Polestar prepares to return to profit

Polestars bottom line loss was 42m last year, and the groups FRS17 pension deficit has ballooned to 137m, just-filed figures reveal.

However, finance director Peter Johnston believes the current accelerated investment and restructuring plan at the group will transform its profitability, allowing owner Investcorp to exit its investment through a sale or flotation by 2007.

"We are undertaking a huge investment programme over a short timescale, that will enable us to increase profitability quickly. By the end of the next two years we will have restructured the business as far as it can be restructured," he said.

The adoption of a career average related earnings pension scheme has actually reduced Polestar's liability going forward. "The deficit will reduce through improvements in the stock and bond markets over time and because we are continuing to fund the scheme within the legal requirements," Johnston added.

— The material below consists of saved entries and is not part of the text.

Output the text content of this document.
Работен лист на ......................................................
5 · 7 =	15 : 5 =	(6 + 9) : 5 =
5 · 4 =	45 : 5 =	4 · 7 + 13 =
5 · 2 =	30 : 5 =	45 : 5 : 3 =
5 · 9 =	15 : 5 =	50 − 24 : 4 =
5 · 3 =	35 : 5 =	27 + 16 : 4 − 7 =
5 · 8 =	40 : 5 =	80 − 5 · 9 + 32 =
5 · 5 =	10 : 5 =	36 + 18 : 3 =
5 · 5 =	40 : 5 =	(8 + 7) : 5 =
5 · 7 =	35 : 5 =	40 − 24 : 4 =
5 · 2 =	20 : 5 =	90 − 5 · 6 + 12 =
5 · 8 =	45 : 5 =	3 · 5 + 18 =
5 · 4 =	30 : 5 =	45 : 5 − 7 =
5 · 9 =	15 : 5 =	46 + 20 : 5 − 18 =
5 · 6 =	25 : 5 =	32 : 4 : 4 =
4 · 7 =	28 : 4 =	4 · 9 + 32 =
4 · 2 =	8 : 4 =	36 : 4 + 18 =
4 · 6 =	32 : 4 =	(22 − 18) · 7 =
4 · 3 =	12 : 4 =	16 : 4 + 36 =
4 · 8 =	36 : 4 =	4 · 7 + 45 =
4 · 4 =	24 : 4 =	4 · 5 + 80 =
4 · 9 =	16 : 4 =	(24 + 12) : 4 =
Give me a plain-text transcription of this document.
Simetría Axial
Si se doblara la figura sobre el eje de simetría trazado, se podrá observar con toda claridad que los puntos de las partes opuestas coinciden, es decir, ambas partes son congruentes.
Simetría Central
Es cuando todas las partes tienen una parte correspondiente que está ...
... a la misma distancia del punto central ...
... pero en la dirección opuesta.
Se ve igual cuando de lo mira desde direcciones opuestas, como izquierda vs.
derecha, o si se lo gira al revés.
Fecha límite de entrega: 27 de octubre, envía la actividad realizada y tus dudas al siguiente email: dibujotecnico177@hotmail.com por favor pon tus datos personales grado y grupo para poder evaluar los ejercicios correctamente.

Polestar's 2002 figures were flattered by a 95.8m technical surplus. In the year to 30 September 2003 sales were effectively flat at 488.7m (2002: 484.4m), while EBITDA (earnings before interest, taxes, depreciation and amortisation) increased by 6.5% to 78.4m. However, the group's interest charge increased by 12m to 67.9m, although the cash element of the interest payment is less than half of this sum, at 32.5m.

The group's "True North" project includes the construction of a greenfield gravure plant, further rationalisation of its UK web offset plants to four large sites, and the replacement of 27 old binding lines across the group with 13 new ones. "We will de-man by more than 300 people purely on the bindery investment, while enhancing capacity," Johnston added.